Matt Plavan, President of Arcadia Specialty Genomics
Chapters:
00:00 What happened with the GM products?
05:01 Does this mean the anti-science crowd won?
10:00 What is Good Wheat(TM)?
16:24 Cannabis missed the Green Revolution
21:39 250 cannabinoids
26:16 Is there regulatory progress?
Today we're joined by Matt Plavan, President of Arcadia Specialty Genomics.
The last time we talked with someone from Arcadia Bioscience, a biotech company working on plant genomics in Davis, California, they were confronting GMO regulatory hurdles.
Which was a pity. They had created these great new strains of rice and soybeans, among other crops, that were being held from market due to regulations in Southeast Asia. This at a time when world population is . . . well, you know what its doing.
That was then. Today Arcadia has pivoted to some new crops with some new technology. They have developed a new fiber rich wheat called GoodWheat(TM) that is also lower in gluten and thus matches our modern diets. (And as the author can attest, it's quite tasty in pasta.) The other cool thing about this wheat is that it is not GM according to most regulatory agencies.

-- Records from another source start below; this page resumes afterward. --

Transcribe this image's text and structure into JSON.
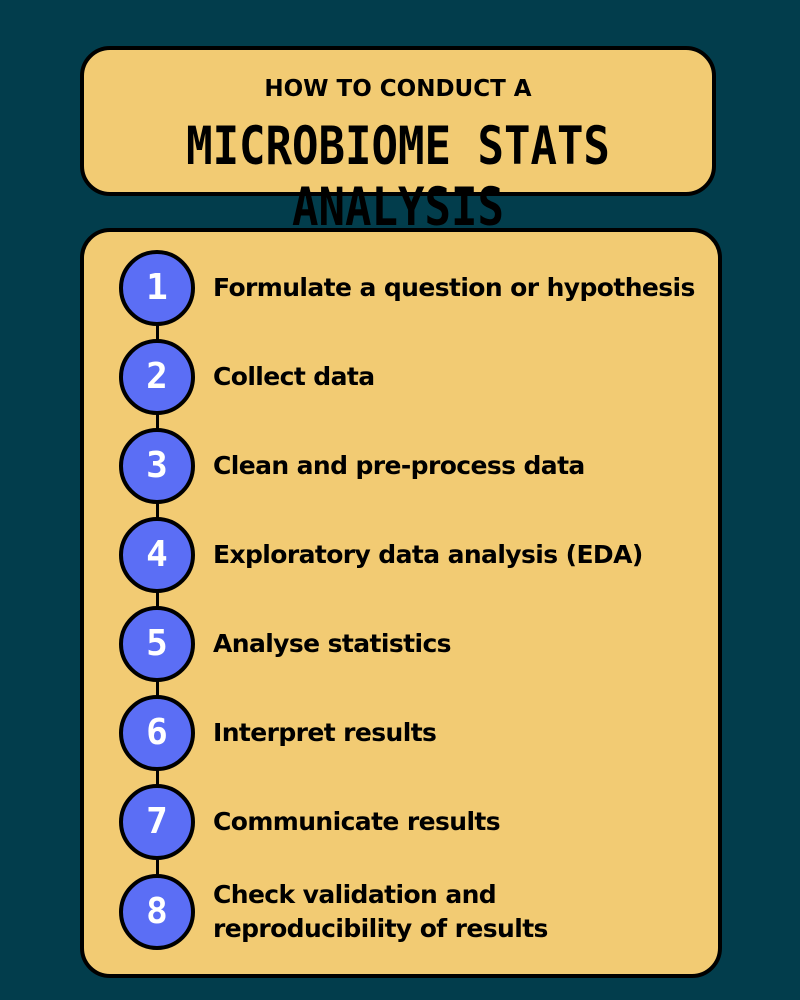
{
  "header": {
    "subtitle": "HOW TO CONDUCT A",
    "title": "MICROBIOME STATS ANALYSIS"
  },
  "steps": [
    {
      "number": "1",
      "label": "Formulate a question or hypothesis"
    },
    {
      "number": "2",
      "label": "Collect data"
    },
    {
      "number": "3",
      "label": "Clean and pre-process data"
    },
    {
      "number": "4",
      "label": "Exploratory data analysis (EDA)"
    },
    {
      "number": "5",
      "label": "Analyse statistics"
    },
    {
      "number": "6",
      "label": "Interpret results"
    },
    {
      "number": "7",
      "label": "Communicate results"
    },
    {
      "number": "8",
      "label": "Check validation and reproducibility of results"
    }
  ],
  "colors": {
    "background": "#023D4C",
    "card": "#F2CB73",
    "step_circle": "#5B6EF5",
    "outline": "#000000"
  }
}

Developed with a technology called “tilling,” the wheat is considered “gene-edited” but not genetically modified and therefore not regulated by most countries. For example, see the ruling made by Australia in the last month.
The company has also set up a division to improve the cannabis seed which, because of its illegality, was bypassed by the two crop revolutions of the past fifty years. You might be familiar with THC and CBD, two main cannabinoids in the plant. But did you know there are 250 such cannabinoids that might prove . . . well, interesting?